I remember one time when my friend and I stumbled upon our old pictures. It was an image of us at 8 years old. The innocence we had. The curiosity we were not afraid to show. We had childlike dreams, and even though it may not have meant much at the time, we did not stop dreaming.
Looking at that picture, I could not help but think — there was a version of each of us that existed before all of this. Before the responsibilities, the expectations, the roles. Do you remember her?
I have been thinking about her lately. That little girl who had not yet learned to make herself small. The one who laughed loudly, asked questions without apology and took up space without wondering if she was too much.

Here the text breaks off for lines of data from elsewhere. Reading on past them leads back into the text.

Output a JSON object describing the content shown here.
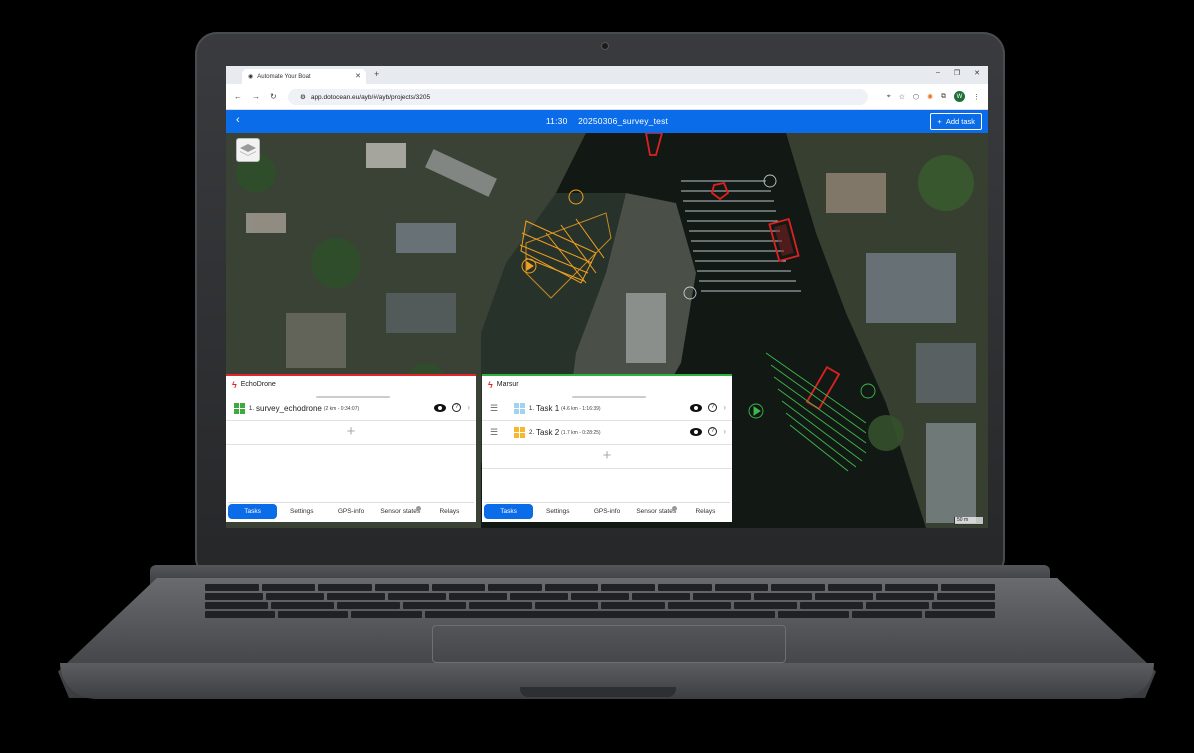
{
  "browser": {
    "tab_title": "Automate Your Boat",
    "url": "app.dotocean.eu/ayb/#/ayb/projects/3205",
    "profile_initial": "W"
  },
  "app": {
    "time": "11:30",
    "project": "20250306_survey_test",
    "add_task_label": "Add task",
    "scale_label": "50 m"
  },
  "panels": [
    {
      "vessel": "EchoDrone",
      "status_color": "#e0262b",
      "tasks": [
        {
          "num": "1.",
          "name": "survey_echodrone",
          "meta": "(2 km - 0:34:07)",
          "color": "#3daa3d"
        }
      ],
      "tabs": [
        "Tasks",
        "Settings",
        "GPS-info",
        "Sensor states",
        "Relays"
      ],
      "active_tab": "Tasks"
    },
    {
      "vessel": "Marsur",
      "status_color": "#2fb13f",
      "tasks": [
        {
          "num": "1.",
          "name": "Task 1",
          "meta": "(4.6 km - 1:16:39)",
          "color": "#9fd3f0"
        },
        {
          "num": "2.",
          "name": "Task 2",
          "meta": "(1.7 km - 0:28:25)",
          "color": "#f5b82e"
        }
      ],
      "tabs": [
        "Tasks",
        "Settings",
        "GPS-info",
        "Sensor states",
        "Relays"
      ],
      "active_tab": "Tasks"
    }
  ],
  "colors": {
    "accent": "#0a6ce8",
    "survey_orange": "#f0a020",
    "survey_green": "#3fb84a",
    "survey_white": "#d8e4ec",
    "zone_red": "#e02020"
  },
  "icons": [
    "back-icon",
    "add-icon",
    "layers-icon",
    "lightning-icon",
    "drag-handle-icon",
    "visibility-icon",
    "help-icon",
    "chevron-right-icon",
    "add-task-plus-icon"
  ]
}
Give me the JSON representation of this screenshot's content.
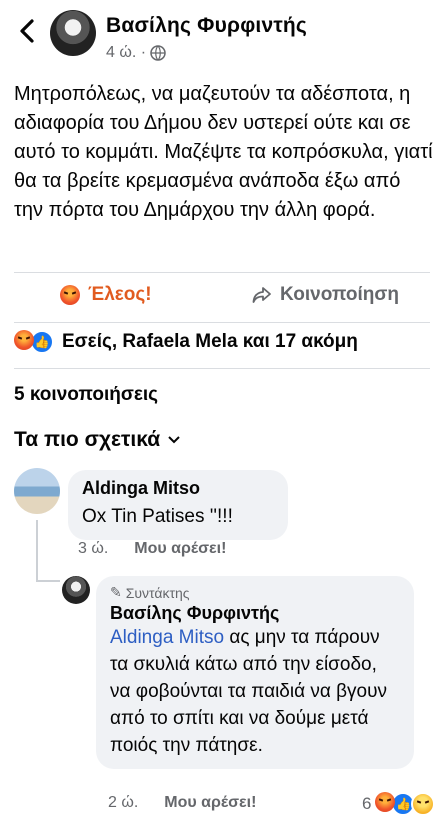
{
  "header": {
    "author": "Βασίλης Φυρφιντής",
    "time": "4 ώ. ·"
  },
  "post": {
    "text": "Μητροπόλεως, να μαζευτούν τα αδέσποτα, η αδιαφορία του Δήμου δεν υστερεί ούτε και σε αυτό το κομμάτι. Μαζέψτε τα κοπρόσκυλα, γιατί θα τα βρείτε κρεμασμένα ανάποδα έξω από την πόρτα του Δημάρχου την άλλη φορά."
  },
  "actions": {
    "reaction_label": "Έλεος!",
    "share_label": "Κοινοποίηση"
  },
  "reactions": {
    "summary": "Εσείς, Rafaela Mela και 17 ακόμη"
  },
  "shares": "5 κοινοποιήσεις",
  "filter": "Τα πιο σχετικά",
  "comments": [
    {
      "name": "Aldinga Mitso",
      "text": "Ox   Tin  Patises  ''!!!",
      "time": "3 ώ.",
      "like_label": "Μου αρέσει!"
    }
  ],
  "reply": {
    "badge": "Συντάκτης",
    "name": "Βασίλης Φυρφιντής",
    "mention": "Aldinga Mitso",
    "text": " ας μην τα πάρουν τα σκυλιά κάτω από την είσοδο, να φοβούνται τα παιδιά να βγουν από το σπίτι και να δούμε μετά ποιός την πάτησε.",
    "time": "2 ώ.",
    "like_label": "Μου αρέσει!",
    "reaction_count": "6"
  }
}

She was you. And somewhere along the way, quietly and without any announcement, she started to disappear.
She was fearless once
Think back. As children, many of us enjoyed the simplest things life had to offer. We played without self-consciousness. We laughed without wondering how we sounded. We asked for help without shame. We interacted with people openly and freely, without the weight of other people’s opinions on our chests.
We were not afraid to take up space. We simply existed — fully, loudly, unapologetically.

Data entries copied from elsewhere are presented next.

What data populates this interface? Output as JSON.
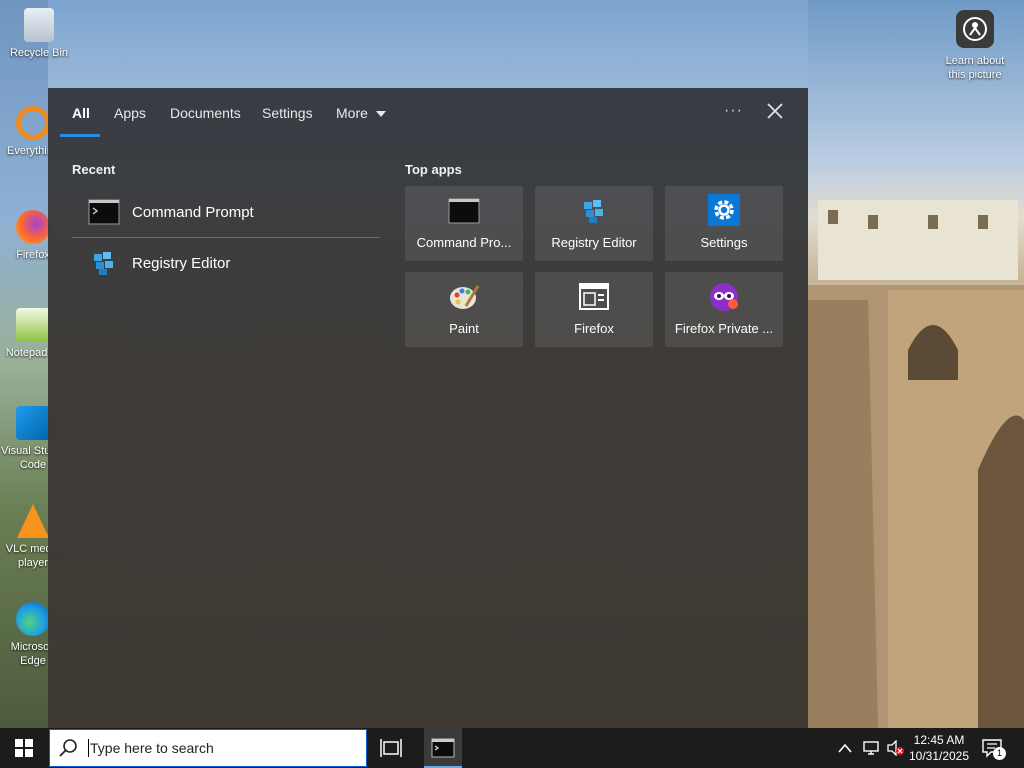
{
  "desktop": {
    "icons": [
      {
        "label": "Recycle Bin"
      },
      {
        "label": "Everything"
      },
      {
        "label": "Firefox"
      },
      {
        "label": "Notepad++"
      },
      {
        "label": "Visual Studio Code"
      },
      {
        "label": "VLC media player"
      },
      {
        "label": "Microsoft Edge"
      }
    ],
    "learn_label": "Learn about this picture"
  },
  "search_panel": {
    "tabs": [
      {
        "label": "All"
      },
      {
        "label": "Apps"
      },
      {
        "label": "Documents"
      },
      {
        "label": "Settings"
      },
      {
        "label": "More"
      }
    ],
    "recent_title": "Recent",
    "recent": [
      {
        "label": "Command Prompt",
        "icon": "cmd-icon"
      },
      {
        "label": "Registry Editor",
        "icon": "registry-icon"
      }
    ],
    "top_apps_title": "Top apps",
    "top_apps": [
      {
        "label": "Command Pro...",
        "icon": "cmd-icon"
      },
      {
        "label": "Registry Editor",
        "icon": "registry-icon"
      },
      {
        "label": "Settings",
        "icon": "gear-icon"
      },
      {
        "label": "Paint",
        "icon": "paint-icon"
      },
      {
        "label": "Firefox",
        "icon": "firefox-icon"
      },
      {
        "label": "Firefox Private ...",
        "icon": "firefox-private-icon"
      }
    ]
  },
  "taskbar": {
    "search_placeholder": "Type here to search",
    "time": "12:45 AM",
    "date": "10/31/2025",
    "notification_count": "1"
  },
  "colors": {
    "accent": "#2b8be0",
    "taskbar": "#1c1c1c"
  }
}
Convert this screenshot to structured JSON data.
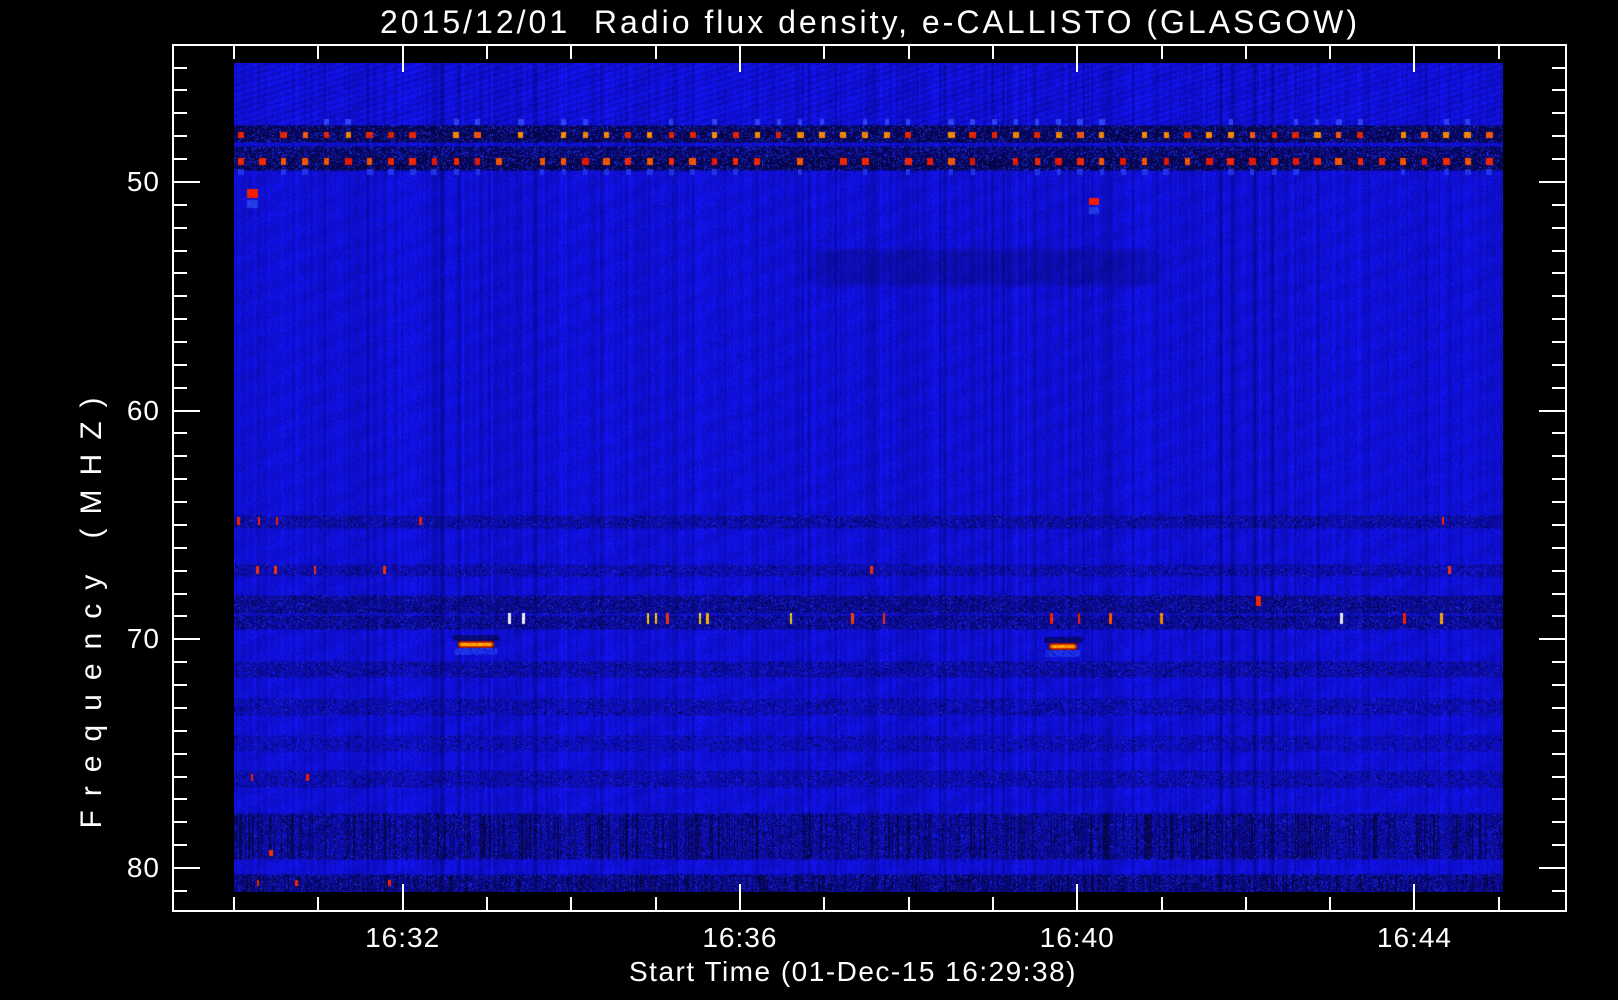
{
  "chart_data": {
    "type": "heatmap",
    "title": "2015/12/01  Radio flux density, e-CALLISTO (GLASGOW)",
    "xlabel": "Start Time (01-Dec-15 16:29:38)",
    "ylabel": "Frequency (MHZ)",
    "instrument": "e-CALLISTO",
    "station": "GLASGOW",
    "date": "2015/12/01",
    "start_time": "16:29:38",
    "x_axis": {
      "range_min": [
        30.0,
        45.05
      ],
      "minor_step_min": 1,
      "major": [
        {
          "t": 32,
          "label": "16:32"
        },
        {
          "t": 36,
          "label": "16:36"
        },
        {
          "t": 40,
          "label": "16:40"
        },
        {
          "t": 44,
          "label": "16:44"
        }
      ]
    },
    "y_axis": {
      "range_mhz": [
        44.8,
        81.05
      ],
      "minor_step_mhz": 1,
      "major": [
        50,
        60,
        70,
        80
      ],
      "inverted": true
    },
    "palette": {
      "page_bg": "#000000",
      "frame": "#ffffff",
      "text": "#ffffff",
      "base_blue": "#1010d2",
      "dark_blue": "#050560",
      "bright_blue": "#2a3cff"
    },
    "features": {
      "rfi_dot_bands": [
        {
          "name": "48 MHz interference band",
          "strip_lo": 47.5,
          "strip_hi": 48.25,
          "strip_darken": 0.55,
          "strip_speckle": 0.45,
          "dot_f": 47.95,
          "dot_h_mhz": 0.3,
          "period_min": 0.2553,
          "phase_min": 0.08,
          "colors": [
            "#ff8800",
            "#ff5510",
            "#e02500"
          ],
          "skip": 0.12,
          "blue_dot_f": 47.38,
          "blue_dot_color": "#2e41ff"
        },
        {
          "name": "49 MHz interference band",
          "strip_lo": 48.92,
          "strip_hi": 49.48,
          "strip_darken": 0.6,
          "strip_speckle": 0.5,
          "dot_f": 49.1,
          "dot_h_mhz": 0.33,
          "period_min": 0.2553,
          "phase_min": 0.08,
          "colors": [
            "#ff2800",
            "#e81800",
            "#ff5500"
          ],
          "skip": 0.08,
          "blue_dot_f": 49.55,
          "blue_dot_color": "#2233e8"
        }
      ],
      "static_band": {
        "f_lo": 48.42,
        "f_hi": 48.92,
        "darken": 0.42,
        "speckle": 0.5
      },
      "smudge": {
        "t0": 36.66,
        "t1": 41.1,
        "f_lo": 52.85,
        "f_hi": 54.6,
        "darken": 0.2
      },
      "noise_rows": [
        {
          "f_lo": 64.55,
          "f_hi": 65.15,
          "darken": 0.18,
          "speckle": 0.15
        },
        {
          "f_lo": 66.7,
          "f_hi": 67.25,
          "darken": 0.15,
          "speckle": 0.13
        },
        {
          "f_lo": 68.05,
          "f_hi": 68.85,
          "darken": 0.27,
          "speckle": 0.25
        },
        {
          "f_lo": 68.95,
          "f_hi": 69.55,
          "darken": 0.24,
          "speckle": 0.25
        },
        {
          "f_lo": 70.95,
          "f_hi": 71.65,
          "darken": 0.17,
          "speckle": 0.16
        },
        {
          "f_lo": 72.55,
          "f_hi": 73.3,
          "darken": 0.13,
          "speckle": 0.14
        },
        {
          "f_lo": 74.2,
          "f_hi": 74.9,
          "darken": 0.11,
          "speckle": 0.1
        },
        {
          "f_lo": 75.7,
          "f_hi": 76.45,
          "darken": 0.14,
          "speckle": 0.13
        },
        {
          "f_lo": 77.6,
          "f_hi": 79.6,
          "darken": 0.2,
          "speckle": 0.2,
          "dark_columns": 0.22
        },
        {
          "f_lo": 80.25,
          "f_hi": 81.05,
          "darken": 0.28,
          "speckle": 0.3,
          "dark_columns": 0.18
        }
      ],
      "streaks": [
        {
          "t0": 32.66,
          "t1": 33.07,
          "f": 70.22
        },
        {
          "t0": 39.66,
          "t1": 39.99,
          "f": 70.28
        }
      ],
      "spots": [
        {
          "t": 30.22,
          "f": 50.5,
          "w_min": 0.13,
          "h_mhz": 0.38,
          "color": "#ff1e00",
          "blue_below": true
        },
        {
          "t": 40.2,
          "f": 50.85,
          "w_min": 0.11,
          "h_mhz": 0.33,
          "color": "#ff1e00",
          "blue_below": true
        },
        {
          "t": 42.15,
          "f": 68.32,
          "w_min": 0.07,
          "h_mhz": 0.45,
          "color": "#ff2a00",
          "blue_below": false
        },
        {
          "t": 30.44,
          "f": 79.35,
          "w_min": 0.05,
          "h_mhz": 0.25,
          "color": "#ff3000",
          "blue_below": false
        }
      ],
      "tick_rows": [
        {
          "f": 69.1,
          "h_mhz": 0.5,
          "items": [
            {
              "t": 33.27,
              "c": "#f5f5ff"
            },
            {
              "t": 33.43,
              "c": "#f5f5ff"
            },
            {
              "t": 34.91,
              "c": "#ffd000"
            },
            {
              "t": 35.0,
              "c": "#ffd000"
            },
            {
              "t": 35.14,
              "c": "#ff3300"
            },
            {
              "t": 35.53,
              "c": "#ffd000"
            },
            {
              "t": 35.62,
              "c": "#ffb000"
            },
            {
              "t": 36.6,
              "c": "#ffd000"
            },
            {
              "t": 37.33,
              "c": "#ff4000"
            },
            {
              "t": 37.71,
              "c": "#ff3000"
            },
            {
              "t": 39.69,
              "c": "#ff2200"
            },
            {
              "t": 40.02,
              "c": "#ff2200"
            },
            {
              "t": 40.39,
              "c": "#ff5500"
            },
            {
              "t": 41.0,
              "c": "#ff8800"
            },
            {
              "t": 43.13,
              "c": "#f0f0ff"
            },
            {
              "t": 43.88,
              "c": "#ff2200"
            },
            {
              "t": 44.32,
              "c": "#ffaa00"
            }
          ]
        },
        {
          "f": 64.82,
          "h_mhz": 0.35,
          "items": [
            {
              "t": 30.05,
              "c": "#ff2200"
            },
            {
              "t": 30.3,
              "c": "#ff2200"
            },
            {
              "t": 30.51,
              "c": "#ff2200"
            },
            {
              "t": 32.21,
              "c": "#ff2200"
            },
            {
              "t": 44.34,
              "c": "#ff2200"
            }
          ]
        },
        {
          "f": 66.95,
          "h_mhz": 0.35,
          "items": [
            {
              "t": 30.28,
              "c": "#ff3300"
            },
            {
              "t": 30.49,
              "c": "#ff3300"
            },
            {
              "t": 30.96,
              "c": "#ff3300"
            },
            {
              "t": 31.79,
              "c": "#ff3300"
            },
            {
              "t": 37.56,
              "c": "#ff3300"
            },
            {
              "t": 44.41,
              "c": "#ff3300"
            }
          ]
        },
        {
          "f": 76.05,
          "h_mhz": 0.3,
          "items": [
            {
              "t": 30.21,
              "c": "#ff2200"
            },
            {
              "t": 30.87,
              "c": "#ff2200"
            }
          ]
        },
        {
          "f": 80.65,
          "h_mhz": 0.25,
          "items": [
            {
              "t": 30.28,
              "c": "#ff2500"
            },
            {
              "t": 30.74,
              "c": "#ff2500"
            },
            {
              "t": 31.85,
              "c": "#ff2500"
            }
          ]
        }
      ]
    }
  }
}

There was a girl who had dreams she had not yet been told were too big. Who had a personality she had not yet been asked to shrink. Who had a voice she had not yet learned to swallow.
That girl was you before the world told you who to be.
Then something shifted. Slowly at first, then all at once.
When the world started shrinking her
As we approached adulthood, life was different in ways we did not fully understand at the time. We started learning to hide. To shrink. To second-guess. The question that crept in was no longer “what do I want?” but “am I being too much? Will they laugh at me? Will they approve?”
Our families had expectations. Society had its own. And somewhere between trying to meet both, we started losing ourselves.
We stopped asking questions freely. We stopped taking up space without guilt. We started performing a version of ourselves that felt safer, smaller, more acceptable.
“We were not taught to shrink. We learned it — slowly, quietly, from the world around us.”
The model before us
For many African women, our first and most powerful model of womanhood was our mother. She showed us what a woman looks like — how she moves through the world, what she carries, what she gives, what she silently endures.
Our mothers modelled what they knew. And they knew what their own mothers had shown them. Many of our women grew up without a voice of their own. They learned to give and give until they were exhausted. They did not complain because nobody had ever told them they were allowed to. And so they passed that same unspoken lesson down to us — not out of cruelty, but out of familiarity.
We watched. We absorbed. And without realising it, we became them.
This is not to say that our mothers did not do their best. They did very well based on what they knew at the time. Maybe we are the generation that gets to do it differently.
Read also: Who are you beyond the roles you play as a woman?
So what do we do with this awareness?
This is not about blaming the past or unpacking everything at once. It is simply about becoming aware. Awareness is always where change begins.
Understanding how your upbringing, your environment and the models around you shaped the woman you have become — that understanding cannot be ignored. It is the first and most honest step toward finding your way back to yourself.
You do not have to overhaul your life to begin. You just have to be willing to ask the question.
A quiet moment for you
Who was the girl you were before the world started shaping you?
What did she love? What made her laugh? What did she dream about before anyone told her to be practical?
Read also: The healing you didn’t know you needed (and why)
I would love to hear from you. Is there a version of yourself you feel you have lost along the way? Share it in the comments — you might just say what someone else could not find words for.
This is not the end of the conversation. It is only the beginning of remembering.
Remember, that dreamer never left. She has just been waiting for you to remember her.
She is still in there, and it’s time to find her.